灶洞处,在摇曳的火光里看唠叨的佟父,心里不知为何热热的安宁,说不清什么滋味,棒槌爹活着的时候,她从没感受过这样的踏实。
“你可有什么想买的东西?”佟父说完抬头问佟母。
佟母闻言摇头笑,“没有想买的,家里该买的都买齐了,不缺啥东西了。
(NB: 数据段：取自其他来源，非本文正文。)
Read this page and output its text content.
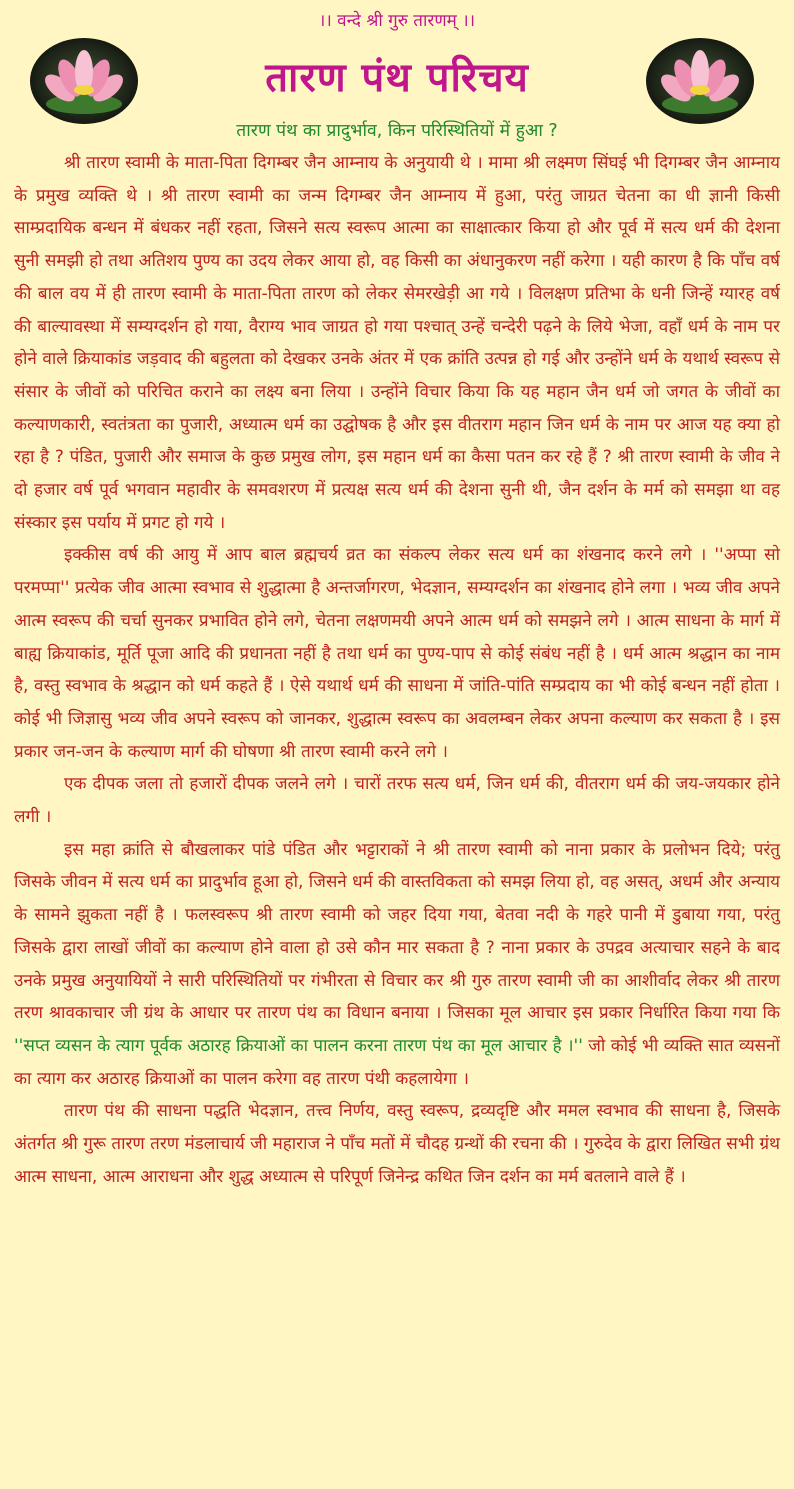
।। वन्दे श्री गुरु तारणम् ।।
तारण पंथ परिचय
तारण पंथ का प्रादुर्भाव, किन परिस्थितियों में हुआ ?

श्री तारण स्वामी के माता-पिता दिगम्बर जैन आम्नाय के अनुयायी थे । मामा श्री लक्ष्मण सिंघई भी दिगम्बर जैन आम्नाय के प्रमुख व्यक्ति थे । श्री तारण स्वामी का जन्म दिगम्बर जैन आम्नाय में हुआ, परंतु जाग्रत चेतना का धी ज्ञानी किसी साम्प्रदायिक बन्धन में बंधकर नहीं रहता, जिसने सत्य स्वरूप आत्मा का साक्षात्कार किया हो और पूर्व में सत्य धर्म की देशना सुनी समझी हो तथा अतिशय पुण्य का उदय लेकर आया हो, वह किसी का अंधानुकरण नहीं करेगा । यही कारण है कि पाँच वर्ष की बाल वय में ही तारण स्वामी के माता-पिता तारण को लेकर सेमरखेड़ी आ गये । विलक्षण प्रतिभा के धनी जिन्हें ग्यारह वर्ष की बाल्यावस्था में सम्यग्दर्शन हो गया, वैराग्य भाव जाग्रत हो गया पश्चात् उन्हें चन्देरी पढ़ने के लिये भेजा, वहाँ धर्म के नाम पर होने वाले क्रियाकांड जड़वाद की बहुलता को देखकर उनके अंतर में एक क्रांति उत्पन्न हो गई और उन्होंने धर्म के यथार्थ स्वरूप से संसार के जीवों को परिचित कराने का लक्ष्य बना लिया । उन्होंने विचार किया कि यह महान जैन धर्म जो जगत के जीवों का कल्याणकारी, स्वतंत्रता का पुजारी, अध्यात्म धर्म का उद्घोषक है और इस वीतराग महान जिन धर्म के नाम पर आज यह क्या हो रहा है ? पंडित, पुजारी और समाज के कुछ प्रमुख लोग, इस महान धर्म का कैसा पतन कर रहे हैं ? श्री तारण स्वामी के जीव ने दो हजार वर्ष पूर्व भगवान महावीर के समवशरण में प्रत्यक्ष सत्य धर्म की देशना सुनी थी, जैन दर्शन के मर्म को समझा था वह संस्कार इस पर्याय में प्रगट हो गये ।

इक्कीस वर्ष की आयु में आप बाल ब्रह्मचर्य व्रत का संकल्प लेकर सत्य धर्म का शंखनाद करने लगे । ''अप्पा सो परमप्पा'' प्रत्येक जीव आत्मा स्वभाव से शुद्धात्मा है अन्तर्जागरण, भेदज्ञान, सम्यग्दर्शन का शंखनाद होने लगा । भव्य जीव अपने आत्म स्वरूप की चर्चा सुनकर प्रभावित होने लगे, चेतना लक्षणमयी अपने आत्म धर्म को समझने लगे । आत्म साधना के मार्ग में बाह्य क्रियाकांड, मूर्ति पूजा आदि की प्रधानता नहीं है तथा धर्म का पुण्य-पाप से कोई संबंध नहीं है । धर्म आत्म श्रद्धान का नाम है, वस्तु स्वभाव के श्रद्धान को धर्म कहते हैं । ऐसे यथार्थ धर्म की साधना में जांति-पांति सम्प्रदाय का भी कोई बन्धन नहीं होता । कोई भी जिज्ञासु भव्य जीव अपने स्वरूप को जानकर, शुद्धात्म स्वरूप का अवलम्बन लेकर अपना कल्याण कर सकता है । इस प्रकार जन-जन के कल्याण मार्ग की घोषणा श्री तारण स्वामी करने लगे ।

एक दीपक जला तो हजारों दीपक जलने लगे । चारों तरफ सत्य धर्म, जिन धर्म की, वीतराग धर्म की जय-जयकार होने लगी ।

इस महा क्रांति से बौखलाकर पांडे पंडित और भट्टाराकों ने श्री तारण स्वामी को नाना प्रकार के प्रलोभन दिये; परंतु जिसके जीवन में सत्य धर्म का प्रादुर्भाव हूआ हो, जिसने धर्म की वास्तविकता को समझ लिया हो, वह असत्, अधर्म और अन्याय के सामने झुकता नहीं है । फलस्वरूप श्री तारण स्वामी को जहर दिया गया, बेतवा नदी के गहरे पानी में डुबाया गया, परंतु जिसके द्वारा लाखों जीवों का कल्याण होने वाला हो उसे कौन मार सकता है ? नाना प्रकार के उपद्रव अत्याचार सहने के बाद उनके प्रमुख अनुयायियों ने सारी परिस्थितियों पर गंभीरता से विचार कर श्री गुरु तारण स्वामी जी का आशीर्वाद लेकर श्री तारण तरण श्रावकाचार जी ग्रंथ के आधार पर तारण पंथ का विधान बनाया । जिसका मूल आचार इस प्रकार निर्धारित किया गया कि ''सप्त व्यसन के त्याग पूर्वक अठारह क्रियाओं का पालन करना तारण पंथ का मूल आचार है ।'' जो कोई भी व्यक्ति सात व्यसनों का त्याग कर अठारह क्रियाओं का पालन करेगा वह तारण पंथी कहलायेगा ।

तारण पंथ की साधना पद्धति भेदज्ञान, तत्त्व निर्णय, वस्तु स्वरूप, द्रव्यदृष्टि और ममल स्वभाव की साधना है, जिसके अंतर्गत श्री गुरू तारण तरण मंडलाचार्य जी महाराज ने पाँच मतों में चौदह ग्रन्थों की रचना की । गुरुदेव के द्वारा लिखित सभी ग्रंथ आत्म साधना, आत्म आराधना और शुद्ध अध्यात्म से परिपूर्ण जिनेन्द्र कथित जिन दर्शन का मर्म बतलाने वाले हैं ।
”
佟父看佟母的样子真不像说假话,便丢开了话题,切一揪子面团做个动物造型,眨眼功夫,扁食里多了各式各样的动物开大会。
“当家的,这是什么动物呀?”佟母围着扁食篮子看的稀奇不已。
“那是马,囡囡属马……这是骡子,这个是驴,长鼻子大耳朵卷起来的是大象,大脑袋两边长着鱼翅鱼身的,是屋脊兽狎鱼、大公鸡、蛇、龙,老鼠,羊,兔子……”
佟父指着扁食里的东西,逐一给佟母介绍起来。
佟母看的目瞪口呆的,“当家的,你真厉害!这些动物捏的都跟真的一样!”
佟父听了笑道,“我是木匠呀!捏动物不是手到擒来的事吗?”说完起身端着扁食揭开锅盖放进去,开始蒸馒头了。
同时油锅也炸开了花,佟父手脚麻利的端来一盆烫好的面,揪点面团,搓成葡萄大的圆球丢进锅里。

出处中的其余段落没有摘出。